There is great respect for the NLI’s work among Arab librarians and scholars, Dr Ukeles says. “The staff of the Al-Aqsa Library came to visit and we have developed ties with them. I think they very much appreciate the high level of professionalism with which we work, and the level of education and outreach to the Arabic-speaking citizens of Israel”.
A lot of what she is doing, she says, is “about creating space for Islamic and Arabic culture in Israel”. And among the joys of Dr Ukeles’s work is the opportunity to take something from the collection and offer it to the public in an unusual form.
For example, she shows me a package of beautiful bookmarks, highly decorative and based on the NLI’s remarkable collection of Ottoman and Mandate-era Palestinian Arabic newspapers, now digitised by the library. During the Mandate there were over 200 Arabic newspapers and journals and the bookmarks are just one small way of alerting people to the treasures held by the NLI.
Another project focuses on Ramadan, for which, for the last six years, the NLI has staged a variety of public events both before and during the month-long festival. “We began a programme for the public and also for our library staff, because things have to go in both directions. Last year the Muslim woman speaking to the staff spoke about a calendar that her father had given her when she was a child, showing the start and end to the fasts during Ramadan. So a Jewish colleague said, why don’t we make a Ramadan calendar?”

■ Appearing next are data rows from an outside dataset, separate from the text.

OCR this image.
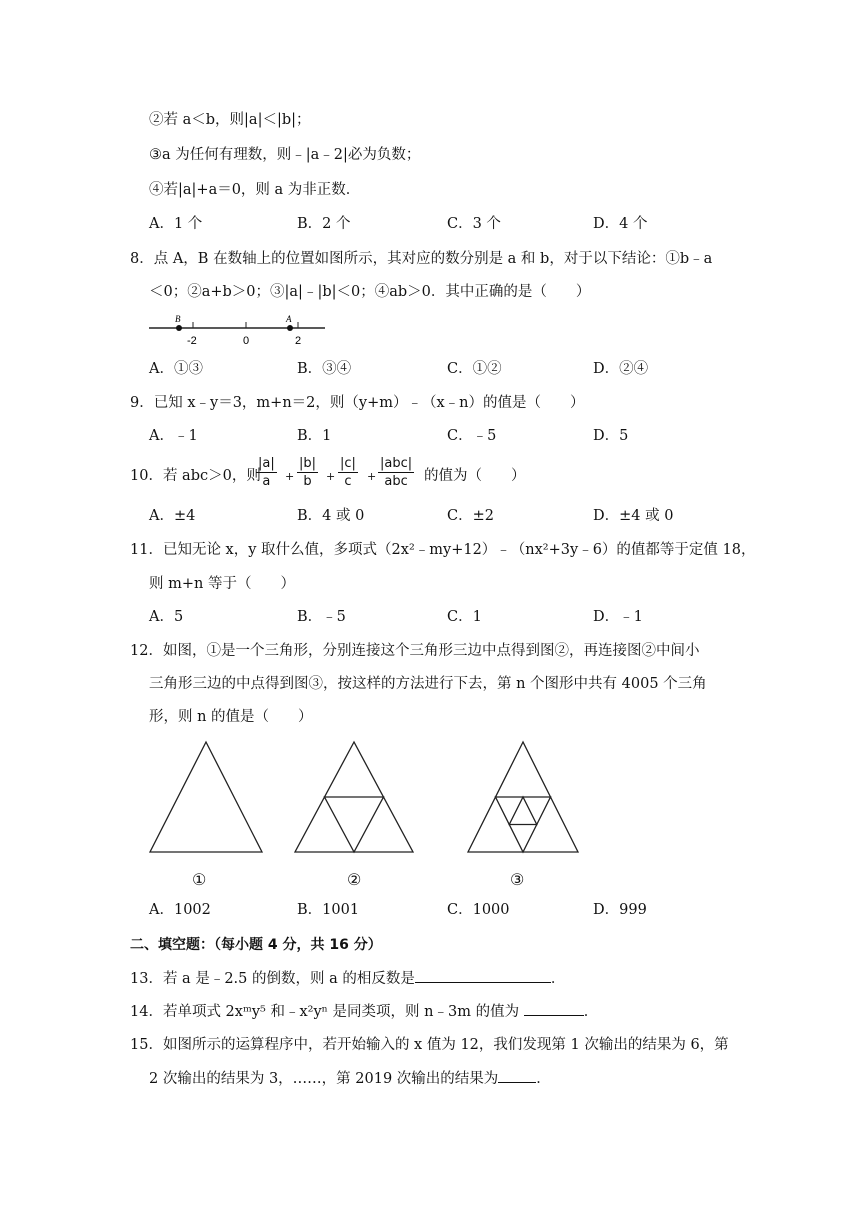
②若 a＜b，则|a|＜|b|；
③a 为任何有理数，则﹣|a﹣2|必为负数；
④若|a|+a＝0，则 a 为非正数．
A．1 个	B．2 个	C．3 个	D．4 个
8．点 A，B 在数轴上的位置如图所示，其对应的数分别是 a 和 b，对于以下结论：①b﹣a
＜0；②a+b＞0；③|a|﹣|b|＜0；④ab＞0．其中正确的是（　　）
B	A
-2	0	2
A．①③	B．③④	C．①②	D．②④
9．已知 x﹣y＝3，m+n＝2，则（y+m）﹣（x﹣n）的值是（　　）
A．﹣1	B．1	C．﹣5	D．5
10．若 abc＞0，则
$\frac{|a|}{a} + \frac{|b|}{b} + \frac{|c|}{c}$ +
|abc|
abc	的值为（　　）
A．±4	B．4 或 0	C．±2	D．±4 或 0
11．已知无论 x，y 取什么值，多项式（2x²﹣my+12）﹣（nx²+3y﹣6）的值都等于定值 18，
则 m+n 等于（　　）
A．5	B．﹣5	C．1	D．﹣1
12．如图，①是一个三角形，分别连接这个三角形三边中点得到图②，再连接图②中间小
三角形三边的中点得到图③，按这样的方法进行下去，第 n 个图形中共有 4005 个三角
形，则 n 的值是（　　）
①	②	③
A．1002	B．1001	C．1000	D．999
二、填空题：（每小题 4 分，共 16 分）
13．若 a 是﹣2.5 的倒数，则 a 的相反数是	．
14．若单项式 2xᵐy⁵ 和﹣x²yⁿ 是同类项，则 n﹣3m 的值为	．
15．如图所示的运算程序中，若开始输入的 x 值为 12，我们发现第 1 次输出的结果为 6，第
2 次输出的结果为 3，……，第 2019 次输出的结果为	．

With just a week to go before the festival began, four Muslim colleagues and three Jews devised a beautiful Ramadan calendar with the start and end times for every fast day, magnetised on the back so that people could stick the calendar to their fridge and see it daily.
The demand for the calendar was astonishing, reports Dr Ukeles. From an initial print run of just 500, the Library had to print hundreds more, for both Jewish and Muslim schools. “We found that if you create a Muslim cultural artefact, it’s not just Muslims who want it, but it’s an opportunity for Jews to give a gift”.
It was, says Dr Ukeles, an important lesson. “In Israel, the majority is Jewish and there isn’t a lot of space for others. If we can create the space, the structure — well, most people want to do good.” This year, as a consequence of the roaring success of the fridge-magnet calendar, the NLI has established a cultural coalition for Ramadan-related programming, to launch “Ramadan Nights in Jerusalem”, which it’s hoped will become a model for all over Israel. Events are due to run from April 23 to May 24 — and there will also be a 2020 fridge-magnet calendar.
Dr Ukeles is fizzing with ideas — not the least of which is her dream, when asked what she would do next with an infinite budget for her department. She is in no doubt: “I’d create an Arabic Book Week in Israel, modelled on Jewish Book Week in London”. Past evidence suggests she will get her way.